Now, simply “connect one more dot” to complete the overall pattern of hate.
Haj Amin Al Husseini, the former grand mufti of Jerusalem, had a well-documented relationship with the Third Reich, to include personal relationships with Hitler, Heinrich Himmler, Joachim Von Ribbentrop, and Adolph Eichmann. During World War II, the mufti journeyed to Nazi Germany where he personally asked Adolf Hitler to invade British-ruled Palestine and rid it of Jews. He then spent the rest of World War II as Hitler's special guest in Berlin, advocating the extermination of Jews in radio broadcasts back to the Middle East and recruiting Balkan Muslims for infamous SS "mountain divisions" known as the Handjar (Sword), that tried to wipe out Jewish communities throughout the region. Husseini's men attended SS training courses and visited Sachsenhausen. He visited Nazi concentration camps with Heinrich Himmler, Head of SS. When the war ended, Husseini was arrested in France, but in June 1946, he escaped and made his way to asylum in Egypt.

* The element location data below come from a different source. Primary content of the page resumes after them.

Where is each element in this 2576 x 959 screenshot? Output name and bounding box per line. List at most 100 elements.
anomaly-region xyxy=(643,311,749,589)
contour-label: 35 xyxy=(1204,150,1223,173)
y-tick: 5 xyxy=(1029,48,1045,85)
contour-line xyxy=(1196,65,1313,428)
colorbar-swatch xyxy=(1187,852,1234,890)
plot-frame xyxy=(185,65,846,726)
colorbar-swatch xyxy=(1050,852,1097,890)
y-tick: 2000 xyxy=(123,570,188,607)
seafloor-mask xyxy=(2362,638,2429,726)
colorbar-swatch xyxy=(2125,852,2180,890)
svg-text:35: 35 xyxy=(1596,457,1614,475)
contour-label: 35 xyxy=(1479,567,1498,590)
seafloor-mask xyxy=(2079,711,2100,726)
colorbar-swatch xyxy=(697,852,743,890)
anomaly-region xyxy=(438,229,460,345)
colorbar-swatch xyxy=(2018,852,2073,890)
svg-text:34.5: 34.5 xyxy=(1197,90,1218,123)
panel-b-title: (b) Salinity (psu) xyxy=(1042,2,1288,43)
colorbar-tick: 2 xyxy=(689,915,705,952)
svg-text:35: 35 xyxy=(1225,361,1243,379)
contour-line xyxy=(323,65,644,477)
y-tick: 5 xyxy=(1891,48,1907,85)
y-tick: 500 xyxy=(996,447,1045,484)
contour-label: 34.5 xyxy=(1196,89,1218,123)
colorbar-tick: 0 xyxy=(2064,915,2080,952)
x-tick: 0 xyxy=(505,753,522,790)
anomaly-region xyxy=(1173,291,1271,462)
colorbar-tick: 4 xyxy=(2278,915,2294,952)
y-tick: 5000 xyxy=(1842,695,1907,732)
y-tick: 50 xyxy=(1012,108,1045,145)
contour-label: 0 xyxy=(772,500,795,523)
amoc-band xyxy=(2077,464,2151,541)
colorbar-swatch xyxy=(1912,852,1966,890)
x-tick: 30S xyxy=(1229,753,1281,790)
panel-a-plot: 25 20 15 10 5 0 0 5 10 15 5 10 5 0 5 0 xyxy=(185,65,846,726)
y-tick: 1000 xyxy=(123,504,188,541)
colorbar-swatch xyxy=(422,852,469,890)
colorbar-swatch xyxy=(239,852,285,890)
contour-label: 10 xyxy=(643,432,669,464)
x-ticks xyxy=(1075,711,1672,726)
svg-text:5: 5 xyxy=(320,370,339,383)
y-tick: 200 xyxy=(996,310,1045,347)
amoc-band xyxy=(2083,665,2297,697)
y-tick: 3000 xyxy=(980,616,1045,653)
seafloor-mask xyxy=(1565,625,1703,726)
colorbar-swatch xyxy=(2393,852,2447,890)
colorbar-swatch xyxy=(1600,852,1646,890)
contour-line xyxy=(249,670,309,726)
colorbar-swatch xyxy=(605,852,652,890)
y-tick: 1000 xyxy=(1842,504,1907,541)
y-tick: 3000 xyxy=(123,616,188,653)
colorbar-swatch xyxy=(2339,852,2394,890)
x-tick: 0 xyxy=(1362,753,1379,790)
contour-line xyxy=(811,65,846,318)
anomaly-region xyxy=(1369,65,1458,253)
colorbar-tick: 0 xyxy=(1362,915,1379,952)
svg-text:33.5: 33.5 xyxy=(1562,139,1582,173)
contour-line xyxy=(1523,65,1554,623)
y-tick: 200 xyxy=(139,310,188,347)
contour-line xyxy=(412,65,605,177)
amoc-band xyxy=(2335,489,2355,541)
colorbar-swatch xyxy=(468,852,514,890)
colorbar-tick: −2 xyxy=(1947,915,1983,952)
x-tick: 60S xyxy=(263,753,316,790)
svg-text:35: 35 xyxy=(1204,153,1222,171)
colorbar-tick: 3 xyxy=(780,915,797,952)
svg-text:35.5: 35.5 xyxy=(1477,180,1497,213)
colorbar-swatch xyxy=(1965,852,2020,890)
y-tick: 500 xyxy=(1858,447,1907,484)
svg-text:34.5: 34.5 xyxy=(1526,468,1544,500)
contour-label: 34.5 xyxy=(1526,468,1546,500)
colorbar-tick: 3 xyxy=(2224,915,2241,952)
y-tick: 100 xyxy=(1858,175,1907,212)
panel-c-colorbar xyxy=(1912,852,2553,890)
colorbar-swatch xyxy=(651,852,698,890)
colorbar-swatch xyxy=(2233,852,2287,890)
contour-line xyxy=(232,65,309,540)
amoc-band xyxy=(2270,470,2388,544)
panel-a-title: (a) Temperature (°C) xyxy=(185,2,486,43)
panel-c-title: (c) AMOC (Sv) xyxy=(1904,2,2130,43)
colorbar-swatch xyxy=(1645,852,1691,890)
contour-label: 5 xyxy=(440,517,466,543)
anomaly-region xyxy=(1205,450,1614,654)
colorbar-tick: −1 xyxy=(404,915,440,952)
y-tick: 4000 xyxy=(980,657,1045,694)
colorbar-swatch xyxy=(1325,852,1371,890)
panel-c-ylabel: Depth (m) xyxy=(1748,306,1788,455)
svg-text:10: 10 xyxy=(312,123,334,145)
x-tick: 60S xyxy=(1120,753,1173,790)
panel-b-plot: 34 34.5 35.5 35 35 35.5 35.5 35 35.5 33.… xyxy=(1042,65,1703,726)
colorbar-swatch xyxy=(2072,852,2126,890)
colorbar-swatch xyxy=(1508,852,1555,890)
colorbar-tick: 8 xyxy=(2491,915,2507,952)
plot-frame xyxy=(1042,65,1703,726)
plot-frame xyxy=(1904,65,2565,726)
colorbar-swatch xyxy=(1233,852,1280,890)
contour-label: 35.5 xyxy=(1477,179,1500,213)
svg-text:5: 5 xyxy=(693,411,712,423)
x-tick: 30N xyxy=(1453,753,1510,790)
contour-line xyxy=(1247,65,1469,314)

There he made his nephew, the young Mohammed Abdel-Raouf Arafat As Qudwa al-Husseini, then living in Cairo, his personal protégé.
The mufti eventually died in exile in 1974. His place as leader of the radical, nationalist Palestinian Arabs had already been secured by his nephew, Mohammed Abdel-Raouf Arafat As Qudwa al-Husseini, better known to us today as “Yasser Arafat.”
The nephew of the Nazi-collaborating mufti apparently learned his lessons well. In August 2002, Arafat gave an interview in which he referred to "our hero al-Husseini" as a symbol of Palestinian Arab resistance.
And so, the now-departed Arafat’s personal quest to destroy the Jewish presence in the Middle East began as an Egyptian terrorist long before the state of Israel (or “the Palestinian people”) came into existence. On his murderous path to winning the Nobel Prize for Peace, he successfully brought terrorism to world attention, pioneering the innovation of hijacking and blowing up airplanes in the 1970's. As a direct result of his lifelong anti-Zionist campaign, hundreds of innocent men, women, and children from all over the world were slaughtered for the achievement of his political objectives.
Now, Osama bin Laden, Mahmoud Ahmadinejad, and the leaders of global Islamic terrorist groups, inspired and encouraged by the imams of the Arab world, build on the foundation built by Arafat. And so, it can be argued, that Arafat, based upon the lesser known facts of the historical record, built on Hitler’s foundation. And Hitler, of course, built on earlier long-standing antisemitic precedent.
But that’s another true story, best saved for another day.